На секунду я перестала понимать, что происходит, время замерло в этом отрезке. За что он просит прощения?

И ответом мне стало то, что мужчина сгреб меня в охапку и прижал к своей груди, стискивая в объятиях так сильно и нежно одновременно. Боюсь признаться себе в том, что я почувствовала в этот момент, но вот мое женское «я», мое женское самолюбие уже во всю терлось о его широкую мощную грудь всем своим похотливым телом.

– Но я теперь уже не смогу тебя отпустить.

Гром средь ясного неба, и он ударил по моей голове так сильно, что из глаз посыпались звезды. Неожиданная правда, та, которую я пыталась скрыть от него.

– Я видел, кто ты.

Меня порадовало то, что его объятия не стали другими и голос его не изменился, возможно, став лишь чуть проникновенней.

– Тебя зовут Ольга?

Мне казалось, что вся я превратилась в подобие натянутой на барабан кожи, и Хамас выступает в роли того человека, что бьет по мне ладонями. Все внутри пульсирует в такт его ударам. Ударом его сердца. И этот бум проходится по мне, заставляя вибрировать всю меня.

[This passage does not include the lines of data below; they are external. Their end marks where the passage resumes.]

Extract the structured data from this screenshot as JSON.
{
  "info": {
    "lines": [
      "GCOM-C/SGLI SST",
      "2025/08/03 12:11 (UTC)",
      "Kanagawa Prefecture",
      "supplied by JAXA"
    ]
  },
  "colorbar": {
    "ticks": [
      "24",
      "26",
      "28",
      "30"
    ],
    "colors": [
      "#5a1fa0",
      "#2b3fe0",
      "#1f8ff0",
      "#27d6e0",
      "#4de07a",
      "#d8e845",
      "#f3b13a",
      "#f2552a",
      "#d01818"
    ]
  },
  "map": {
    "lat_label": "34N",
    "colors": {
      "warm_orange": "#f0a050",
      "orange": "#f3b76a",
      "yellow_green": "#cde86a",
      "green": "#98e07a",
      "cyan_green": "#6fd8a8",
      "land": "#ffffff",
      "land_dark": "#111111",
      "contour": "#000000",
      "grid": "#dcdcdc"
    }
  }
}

– Можешь ничего не говорить, – продолжал мужчина пропускать через меня ток своих откровений. – Я уже давно догадывался, но… – он сделал паузу, – лучше все увидеть собственными глазами.

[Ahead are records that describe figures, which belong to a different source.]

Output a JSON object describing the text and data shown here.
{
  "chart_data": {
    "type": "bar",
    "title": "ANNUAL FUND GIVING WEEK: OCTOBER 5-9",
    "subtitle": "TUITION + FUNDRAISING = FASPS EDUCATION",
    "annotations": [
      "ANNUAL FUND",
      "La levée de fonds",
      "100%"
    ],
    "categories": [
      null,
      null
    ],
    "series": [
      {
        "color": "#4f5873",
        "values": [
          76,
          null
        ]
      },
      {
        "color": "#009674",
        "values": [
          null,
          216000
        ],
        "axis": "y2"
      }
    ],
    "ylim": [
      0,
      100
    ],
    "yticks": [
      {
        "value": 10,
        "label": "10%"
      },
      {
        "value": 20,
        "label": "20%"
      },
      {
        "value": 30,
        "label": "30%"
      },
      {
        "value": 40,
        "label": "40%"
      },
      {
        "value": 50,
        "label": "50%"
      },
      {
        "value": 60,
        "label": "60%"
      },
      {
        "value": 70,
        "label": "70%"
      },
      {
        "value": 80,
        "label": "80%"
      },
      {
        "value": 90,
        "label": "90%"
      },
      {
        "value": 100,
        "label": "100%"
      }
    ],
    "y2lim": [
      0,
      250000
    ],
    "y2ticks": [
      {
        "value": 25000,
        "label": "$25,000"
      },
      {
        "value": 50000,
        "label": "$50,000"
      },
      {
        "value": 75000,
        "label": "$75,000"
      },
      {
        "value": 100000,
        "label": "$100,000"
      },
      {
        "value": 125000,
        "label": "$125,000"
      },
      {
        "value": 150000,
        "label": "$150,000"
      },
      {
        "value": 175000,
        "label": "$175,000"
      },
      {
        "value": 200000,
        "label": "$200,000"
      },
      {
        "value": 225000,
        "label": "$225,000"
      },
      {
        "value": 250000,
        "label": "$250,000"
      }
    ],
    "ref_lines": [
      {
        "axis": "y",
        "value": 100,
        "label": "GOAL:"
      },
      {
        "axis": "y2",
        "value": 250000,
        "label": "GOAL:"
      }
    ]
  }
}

Он пальцами приподнял мне подбородок, заставляя поднять голову и посмотреть в его глаза. И я посмотрела. И увидела то, что нельзя ни с чем спутать. Нежность и теплота плескались в его темно-карих глазах, окропленных по кайме золотом. Его лицо приблизилось к моему, и мои губы оказались у него в плену. Я закрыла глаза. А действительно ли мне хотелось домой? В пустую холодную кровать, где тебя никто не ждет, в дом, где ты никому не нужна, не считая родительницы. Неужели мне хочется променять руки мужчины, что сейчас меня обнимают, на пустоту? И голос сердца прокричал, что нет. Не хочу.

Глава 18

Шейх быстрым шагом преодолевал расстояние от зала совещаний до покоев игбал. Не замедляя шага, спешил. Предчувствия, или даже нет, инстинкт подсказывал, что он должен находиться сейчас рядом с Хельгой. Зверь внутри него бушевал, но он его подавлял с самого утра, когда обнаружил, что кровать пуста. Вспоминая прошедшую ночь, понимал, что больше ее не отпустит. Ни он, ни минотавр. Нашел он ту единственную нимфу, что приносила ему покой, не только ему, но и зверю, что до этого изжирал его душу, заставляя превращаться в монстра. Но вот почему эта маленькая нимфа так на него действует? Хотя первая встреча не принесла ему никаких подобных ощущений, какие испытывает он сейчас. Еще поворот, и вот она, дверь покоев его умершей жены.

Шаг…

Второй…

Третий…

И его взгляду открывается картина, от которой все внутри застывает. Сердце, которого он не чувствовал раньше, останавливает свой ход, и ему трудно дышать. Взгляд заволакивает черная пелена, и зверь рвется наружу, ведь его диада22 находится в опасности. На кровати игбал восседала Халиса и, держа девушку за волосы, впивалась в ее губы. Она настолько была увлечена процессам, что ее сознание было ничем не защищено. Волны ревности и злости, что исходили от Халисы, словно живой туман, расползались по комнате. Хамас вступил на ее территорию, на ту, которую она оголила, забывшись в своем неистовстве. И Шейх воспользовался этим. Вихри в зрачках мужчины набирали обороты, пробиваясь сквозь сплошную тьму в голову к Халисе.

Первое, что увидел Хамас, это насколько черно было в ее душе, можно было утонуть в этой жиже, что затягивала любого внутрь своими длинными крючковатыми щупальцами. Шейх видел, как плечи Халисы напряглись, а пальцы отпустили жертву. Она медленно обернулась, и на ее лице застыла каменная маска, которая несла в себе страх, наполненный отчаянием. Слабая попытка укрыться, спрятаться от Шейха была бесполезна. Он поймал ее взгляд, и она пропала. Ее тело дернулось в судорогах, а в его голове понеслись картинки, которые сливались одна с другой, превращались в поток воспоминаний, и Хамаса там было мало. Арман. Везде Арман.